Faiz Shakir, at the Center for American Progress, agrees.

FAIZ SHAKIR: I don’t think that it’s right, at this stage, for anybody on the left who’s been opposed to the current course in Iraq to say that this is somehow a victory.

Indeed, Speaker of the House Nancy Pelosi has said she’s not even sure she’ll vote for the war funding. But does this mean key Democrats will be voting against minimum wage?

In the house, they’ve got an out. They’ll vote on two separate amendments — one on war funding, where they can vote no if so inclined, one on domestic spending and the minimum wage.

Thomas Mann is with the Brookings Institution.

THOMAS MANN: This gives them an opportunity to demonstrate how they feel about each part of it, and that’s what members are looking for.

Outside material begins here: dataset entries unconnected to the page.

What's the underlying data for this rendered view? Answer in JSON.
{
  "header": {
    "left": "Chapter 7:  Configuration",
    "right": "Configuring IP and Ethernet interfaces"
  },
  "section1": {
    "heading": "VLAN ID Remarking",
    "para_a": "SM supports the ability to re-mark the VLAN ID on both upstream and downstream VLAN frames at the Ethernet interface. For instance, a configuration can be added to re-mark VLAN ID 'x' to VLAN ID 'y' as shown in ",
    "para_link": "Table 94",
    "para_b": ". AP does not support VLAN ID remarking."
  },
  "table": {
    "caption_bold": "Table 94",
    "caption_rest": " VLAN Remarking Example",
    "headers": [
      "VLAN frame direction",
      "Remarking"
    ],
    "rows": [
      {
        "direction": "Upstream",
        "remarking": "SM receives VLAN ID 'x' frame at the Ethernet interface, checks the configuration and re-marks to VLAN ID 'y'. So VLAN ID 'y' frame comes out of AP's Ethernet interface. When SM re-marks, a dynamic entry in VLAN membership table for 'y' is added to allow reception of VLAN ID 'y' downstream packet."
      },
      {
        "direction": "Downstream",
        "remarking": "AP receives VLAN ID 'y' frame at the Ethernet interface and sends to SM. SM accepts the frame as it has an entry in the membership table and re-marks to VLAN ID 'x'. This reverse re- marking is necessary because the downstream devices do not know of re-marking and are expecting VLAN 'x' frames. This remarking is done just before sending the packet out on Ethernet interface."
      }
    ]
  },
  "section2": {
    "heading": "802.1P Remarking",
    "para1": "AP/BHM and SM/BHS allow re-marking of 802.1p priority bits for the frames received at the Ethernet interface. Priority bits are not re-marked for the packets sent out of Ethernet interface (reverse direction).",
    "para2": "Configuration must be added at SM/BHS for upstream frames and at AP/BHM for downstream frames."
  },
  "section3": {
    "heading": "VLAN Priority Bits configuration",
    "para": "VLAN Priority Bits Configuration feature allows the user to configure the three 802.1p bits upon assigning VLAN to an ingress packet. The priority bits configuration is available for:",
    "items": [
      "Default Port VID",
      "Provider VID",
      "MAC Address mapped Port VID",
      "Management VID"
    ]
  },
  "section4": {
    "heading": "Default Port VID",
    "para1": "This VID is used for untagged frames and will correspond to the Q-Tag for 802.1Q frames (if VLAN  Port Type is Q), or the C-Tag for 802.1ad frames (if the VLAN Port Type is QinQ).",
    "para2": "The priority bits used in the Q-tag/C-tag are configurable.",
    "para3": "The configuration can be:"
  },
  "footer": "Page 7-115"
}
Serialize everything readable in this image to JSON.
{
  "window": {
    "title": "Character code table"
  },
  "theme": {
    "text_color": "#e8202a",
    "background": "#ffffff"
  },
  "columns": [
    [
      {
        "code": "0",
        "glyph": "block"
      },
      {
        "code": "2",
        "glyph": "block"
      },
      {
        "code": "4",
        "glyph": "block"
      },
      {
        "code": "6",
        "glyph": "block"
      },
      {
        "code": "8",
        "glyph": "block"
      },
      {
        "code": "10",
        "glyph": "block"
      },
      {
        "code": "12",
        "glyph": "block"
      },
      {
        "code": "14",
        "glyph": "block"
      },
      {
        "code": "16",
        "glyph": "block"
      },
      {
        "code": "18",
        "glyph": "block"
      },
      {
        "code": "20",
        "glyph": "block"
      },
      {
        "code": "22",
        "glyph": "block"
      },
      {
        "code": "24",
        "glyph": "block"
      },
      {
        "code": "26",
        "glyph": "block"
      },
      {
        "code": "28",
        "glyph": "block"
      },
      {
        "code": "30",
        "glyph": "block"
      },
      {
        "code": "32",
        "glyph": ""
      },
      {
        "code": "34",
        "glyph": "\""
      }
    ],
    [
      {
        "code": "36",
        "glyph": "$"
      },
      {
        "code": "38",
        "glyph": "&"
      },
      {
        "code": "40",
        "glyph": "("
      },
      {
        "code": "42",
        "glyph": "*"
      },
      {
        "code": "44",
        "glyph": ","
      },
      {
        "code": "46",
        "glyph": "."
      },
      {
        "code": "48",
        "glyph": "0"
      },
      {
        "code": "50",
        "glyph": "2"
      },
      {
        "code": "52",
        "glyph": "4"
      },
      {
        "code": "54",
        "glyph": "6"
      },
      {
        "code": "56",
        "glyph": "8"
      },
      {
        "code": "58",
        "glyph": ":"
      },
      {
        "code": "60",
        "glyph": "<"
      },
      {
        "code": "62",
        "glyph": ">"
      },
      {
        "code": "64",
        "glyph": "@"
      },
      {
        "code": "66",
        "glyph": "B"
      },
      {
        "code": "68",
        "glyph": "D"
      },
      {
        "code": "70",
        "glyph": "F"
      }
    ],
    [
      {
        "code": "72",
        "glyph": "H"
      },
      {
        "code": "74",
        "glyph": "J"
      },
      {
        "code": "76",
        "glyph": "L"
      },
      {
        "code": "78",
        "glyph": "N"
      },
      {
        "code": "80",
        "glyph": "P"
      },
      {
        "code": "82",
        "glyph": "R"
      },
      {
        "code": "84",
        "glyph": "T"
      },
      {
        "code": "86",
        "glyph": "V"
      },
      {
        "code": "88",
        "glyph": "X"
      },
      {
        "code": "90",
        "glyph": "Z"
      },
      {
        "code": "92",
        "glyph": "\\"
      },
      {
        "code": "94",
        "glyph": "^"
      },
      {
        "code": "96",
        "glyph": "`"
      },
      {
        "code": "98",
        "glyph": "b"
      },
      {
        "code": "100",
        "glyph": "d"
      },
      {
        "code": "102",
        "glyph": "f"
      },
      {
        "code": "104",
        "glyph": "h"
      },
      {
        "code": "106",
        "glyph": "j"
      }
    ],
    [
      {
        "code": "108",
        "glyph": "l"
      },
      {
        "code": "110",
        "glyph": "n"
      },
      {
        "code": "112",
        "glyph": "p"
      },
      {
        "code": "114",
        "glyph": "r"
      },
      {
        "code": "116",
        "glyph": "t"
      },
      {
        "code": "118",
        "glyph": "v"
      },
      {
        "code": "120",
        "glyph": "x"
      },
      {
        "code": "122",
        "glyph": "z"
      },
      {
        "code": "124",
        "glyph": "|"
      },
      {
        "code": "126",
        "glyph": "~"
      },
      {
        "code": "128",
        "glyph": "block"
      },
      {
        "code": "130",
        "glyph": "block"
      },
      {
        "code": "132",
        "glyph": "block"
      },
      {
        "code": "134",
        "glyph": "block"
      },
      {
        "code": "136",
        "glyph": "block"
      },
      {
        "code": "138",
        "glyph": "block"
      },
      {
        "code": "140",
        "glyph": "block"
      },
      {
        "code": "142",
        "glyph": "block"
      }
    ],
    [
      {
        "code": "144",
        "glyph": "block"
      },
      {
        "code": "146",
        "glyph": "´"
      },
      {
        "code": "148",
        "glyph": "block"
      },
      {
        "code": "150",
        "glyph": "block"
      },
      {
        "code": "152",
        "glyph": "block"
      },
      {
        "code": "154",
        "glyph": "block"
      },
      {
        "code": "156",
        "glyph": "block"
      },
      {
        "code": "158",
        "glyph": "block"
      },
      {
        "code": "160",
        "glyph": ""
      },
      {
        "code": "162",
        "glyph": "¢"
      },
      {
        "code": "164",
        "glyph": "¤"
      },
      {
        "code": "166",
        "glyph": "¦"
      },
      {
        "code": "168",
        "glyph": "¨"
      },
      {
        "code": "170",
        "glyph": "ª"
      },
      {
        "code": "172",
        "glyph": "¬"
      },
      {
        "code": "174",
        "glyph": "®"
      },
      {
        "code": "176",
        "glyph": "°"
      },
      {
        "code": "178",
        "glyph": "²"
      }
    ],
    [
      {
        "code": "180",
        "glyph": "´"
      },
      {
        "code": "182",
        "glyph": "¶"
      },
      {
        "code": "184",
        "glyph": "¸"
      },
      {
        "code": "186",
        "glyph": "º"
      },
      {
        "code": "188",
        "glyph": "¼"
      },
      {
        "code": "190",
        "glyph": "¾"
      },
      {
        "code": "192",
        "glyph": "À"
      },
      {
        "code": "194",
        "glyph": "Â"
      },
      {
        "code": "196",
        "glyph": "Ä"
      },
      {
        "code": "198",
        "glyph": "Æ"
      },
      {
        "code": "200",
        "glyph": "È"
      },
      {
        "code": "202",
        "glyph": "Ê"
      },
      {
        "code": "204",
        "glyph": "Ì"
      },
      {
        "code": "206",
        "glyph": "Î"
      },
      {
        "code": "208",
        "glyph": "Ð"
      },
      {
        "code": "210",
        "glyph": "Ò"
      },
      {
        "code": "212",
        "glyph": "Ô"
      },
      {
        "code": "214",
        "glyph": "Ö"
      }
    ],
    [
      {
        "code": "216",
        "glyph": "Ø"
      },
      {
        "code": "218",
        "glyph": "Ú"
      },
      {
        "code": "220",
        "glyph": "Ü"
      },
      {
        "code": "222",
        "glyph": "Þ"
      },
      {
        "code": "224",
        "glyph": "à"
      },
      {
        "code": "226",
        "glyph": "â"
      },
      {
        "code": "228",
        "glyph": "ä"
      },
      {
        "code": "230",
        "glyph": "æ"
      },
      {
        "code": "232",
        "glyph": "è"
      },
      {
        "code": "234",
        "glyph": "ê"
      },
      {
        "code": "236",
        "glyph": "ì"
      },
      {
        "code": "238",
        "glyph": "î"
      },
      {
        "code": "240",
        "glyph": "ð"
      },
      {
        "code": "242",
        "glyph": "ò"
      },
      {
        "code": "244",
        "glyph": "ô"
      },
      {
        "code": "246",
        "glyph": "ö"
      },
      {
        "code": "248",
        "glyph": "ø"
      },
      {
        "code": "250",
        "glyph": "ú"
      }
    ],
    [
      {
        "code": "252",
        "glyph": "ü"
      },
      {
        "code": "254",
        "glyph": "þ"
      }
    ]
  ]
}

Democrats in the Senate won’t have it so easy. It will be an up or down vote on the entire package. Domestic spending and war spending all in one.

Norm Ornstein at the American Enterprise Institute says law makers often find themselves in these sticky situations.

NORM ORNSTEIN: You probably are voting for something even, though you don’t like a part of it, but then being stuck with the part of it you don’t like.

The house could vote as early as tomorrow. The Senate plans to get it done before the Memorial Day break.

In Washington, I’m Jeremy Hobson for Marketplace.